-
Notifications
You must be signed in to change notification settings - Fork 9
Incidence Bitmaps
Eyal Rozenberg edited this page May 3, 2017
·
1 revision
The Incidence Bitmaps compression scheme is intended for data with a very small support: Just a few distinct values. For element of the column we keep as many bits as there are potential values; and the bit which is turned on (has value 1 rather than 0) is the value of that column element.
This scheme's shorthand designator is BITMAP
.
Parameter | Aliases | Symbol used |
---|---|---|
Domain element type | Uncompressed type, uncompressed data type | τ_D |
Domain size | Number of possible values, support size, number of bitmaps | k |
Domain size | Number of possible values, support size | k |
Bit container type | τ_c | |
Column length | Single bitmap length, uncompressed data length | n |
- If the domain (the set of possible uncompressed values) is exactly 0..k-1, then the index of the bitmap with the on-bit is also the value of the column element. This is the simpler decompression.

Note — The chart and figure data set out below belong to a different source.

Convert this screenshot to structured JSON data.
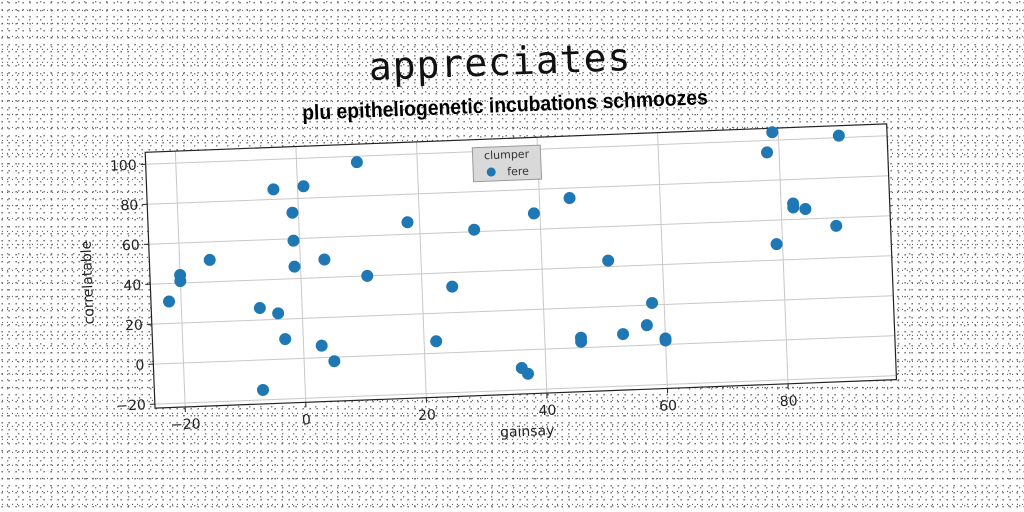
{
  "page": {
    "title": "appreciates"
  },
  "chart_data": {
    "type": "scatter",
    "title": "plu epitheliogenetic incubations schmoozes",
    "xlabel": "gainsay",
    "ylabel": "correlatable",
    "xlim": [
      -25,
      98
    ],
    "ylim": [
      -22,
      106
    ],
    "xticks": [
      -20,
      0,
      20,
      40,
      60,
      80
    ],
    "yticks": [
      -20,
      0,
      20,
      40,
      60,
      80,
      100
    ],
    "grid": true,
    "legend": {
      "title": "clumper",
      "placement": "top-center",
      "entries": [
        "fere"
      ]
    },
    "series": [
      {
        "name": "fere",
        "color": "#1f77b4",
        "points": [
          [
            -22,
            31
          ],
          [
            -20,
            44
          ],
          [
            -20,
            41
          ],
          [
            -15,
            51
          ],
          [
            -7,
            26
          ],
          [
            -7,
            -15
          ],
          [
            -4,
            85
          ],
          [
            -4,
            23
          ],
          [
            -3,
            10
          ],
          [
            -1,
            59
          ],
          [
            -1,
            46
          ],
          [
            -1,
            73
          ],
          [
            1,
            86
          ],
          [
            3,
            6
          ],
          [
            4,
            49
          ],
          [
            5,
            -2
          ],
          [
            10,
            97
          ],
          [
            11,
            40
          ],
          [
            18,
            66
          ],
          [
            22,
            6
          ],
          [
            25,
            33
          ],
          [
            29,
            61
          ],
          [
            36,
            -9
          ],
          [
            37,
            -12
          ],
          [
            39,
            68
          ],
          [
            45,
            75
          ],
          [
            46,
            5
          ],
          [
            46,
            3
          ],
          [
            51,
            43
          ],
          [
            53,
            6
          ],
          [
            57,
            10
          ],
          [
            58,
            21
          ],
          [
            60,
            3
          ],
          [
            60,
            2
          ],
          [
            78,
            94
          ],
          [
            79,
            104
          ],
          [
            79,
            48
          ],
          [
            82,
            66
          ],
          [
            82,
            68
          ],
          [
            84,
            65
          ],
          [
            89,
            56
          ],
          [
            90,
            101
          ]
        ]
      }
    ]
  }
}
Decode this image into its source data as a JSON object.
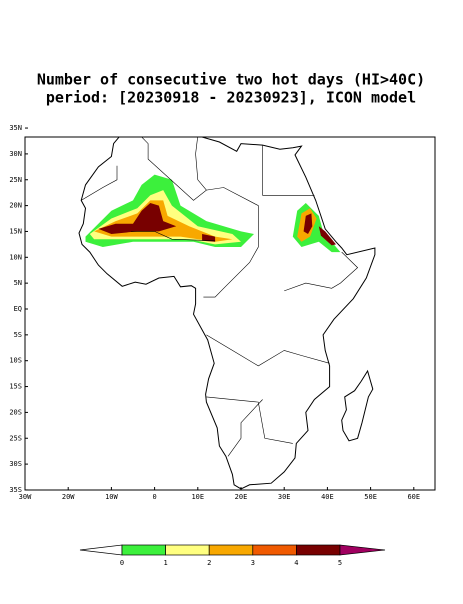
{
  "title": [
    "Number of consecutive two hot days (HI>40C)",
    "period: [20230918 - 20230923], ICON model"
  ],
  "map": {
    "lat_labels": [
      {
        "value": 35,
        "label": "35N"
      },
      {
        "value": 30,
        "label": "30N"
      },
      {
        "value": 25,
        "label": "25N"
      },
      {
        "value": 20,
        "label": "20N"
      },
      {
        "value": 15,
        "label": "15N"
      },
      {
        "value": 10,
        "label": "10N"
      },
      {
        "value": 5,
        "label": "5N"
      },
      {
        "value": 0,
        "label": "EQ"
      },
      {
        "value": -5,
        "label": "5S"
      },
      {
        "value": -10,
        "label": "10S"
      },
      {
        "value": -15,
        "label": "15S"
      },
      {
        "value": -20,
        "label": "20S"
      },
      {
        "value": -25,
        "label": "25S"
      },
      {
        "value": -30,
        "label": "30S"
      },
      {
        "value": -35,
        "label": "35S"
      }
    ],
    "lon_labels": [
      {
        "value": -30,
        "label": "30W"
      },
      {
        "value": -20,
        "label": "20W"
      },
      {
        "value": -10,
        "label": "10W"
      },
      {
        "value": 0,
        "label": "0"
      },
      {
        "value": 10,
        "label": "10E"
      },
      {
        "value": 20,
        "label": "20E"
      },
      {
        "value": 30,
        "label": "30E"
      },
      {
        "value": 40,
        "label": "40E"
      },
      {
        "value": 50,
        "label": "50E"
      },
      {
        "value": 60,
        "label": "60E"
      }
    ]
  },
  "colorbar": {
    "ticks": [
      0,
      1,
      2,
      3,
      4,
      5
    ],
    "colors": [
      "#ffffff",
      "#3cf03c",
      "#ffff80",
      "#f8a800",
      "#f05a00",
      "#780000",
      "#a00060"
    ]
  }
}
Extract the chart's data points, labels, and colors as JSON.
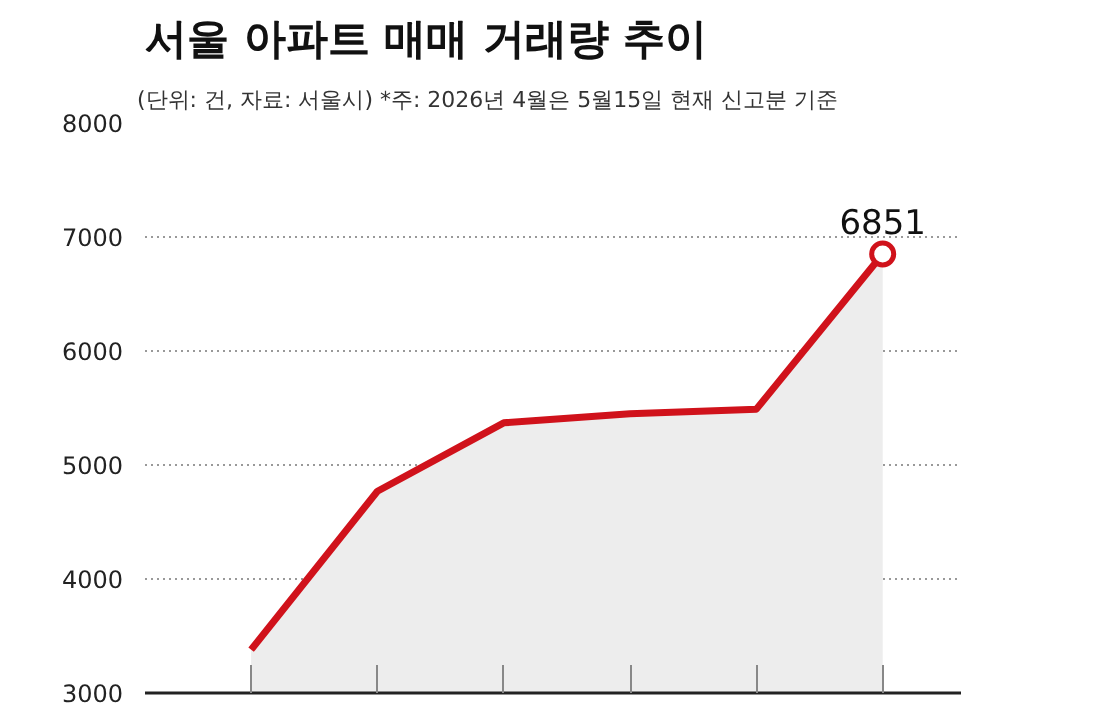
{
  "chart_data": {
    "type": "area",
    "title": "서울 아파트 매매 거래량 추이",
    "subtitle": "(단위: 건, 자료: 서울시)  *주: 2026년 4월은 5월15일 현재 신고분 기준",
    "categories": [
      null,
      null,
      null,
      null,
      null,
      null
    ],
    "series": [
      {
        "color": "#d0121b",
        "values": [
          3380,
          4770,
          5370,
          5450,
          5490,
          6851
        ],
        "value_labels": [
          null,
          null,
          null,
          null,
          null,
          "6851"
        ]
      }
    ],
    "ylim": [
      3000,
      8000
    ],
    "yticks": [
      3000,
      4000,
      5000,
      6000,
      7000,
      8000
    ],
    "grid": "y",
    "tick_labels": "y"
  }
}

- For an arbitrary (but fixed-width) domain of values, we use a dictionary - similar to the one in the Dictionary compression scheme, but hard-fused into the implementation of the BITMAP scheme. The decomrpession will not write the bitmap index
i
, but rather look up and writedictionary[i]
, to the output
For a domain of size k, one only needs incidence bits for k-1 of the values, as those determine with certainty the value of the last bit. This is especially relevant when k=3 or k=2, in which one could save a full third or half of the storage space.
- For k values, store all k bitmapsd - this variant is what's implemented
- For k values, store the first k-1 bitmaps - this is not supported
- The bits of each bitmap are packed into elements of type τ_c - "bit containers" - arranged within a container from the least to the most significant bit.
- The last bit container may have some 'slack' bits if the bitmap length is not a multiple of the size-in-bits of τ_c; their value should be ignored.
- The bitmaps are stored consecutively in memory, and all passed to the kernel using a single address.
- Beginnings of bitmaps are aligned to a larger size than |τ_c|, typically to at least 32 bytes. There may be thus a gap between the last container of one bitmap and the first container of the next one.
- For the arbitrary-domain variant: The dictionary entries are passed as their own array, with elements of type τ_D. There is no slack and no alignment gaps.
- If we were to "weave together" the bitmaps, we would get a unary index into the dictionary. This illustrates how the BITMAP quickly becomes inefficient as the domain size increases - using about n*k / 8 bytes of storage instead of n * log(k)/8 with bit-resolution DICT and at most n * (1 + log(k)/8) with byte-resolution DICT.
- Despite the inefficiency, for small values of k, this scheme allows for reasonable compression ratio, while making filtering or equi-joining with a constant very simple: One simply uses the appropriate single bitmap as the result.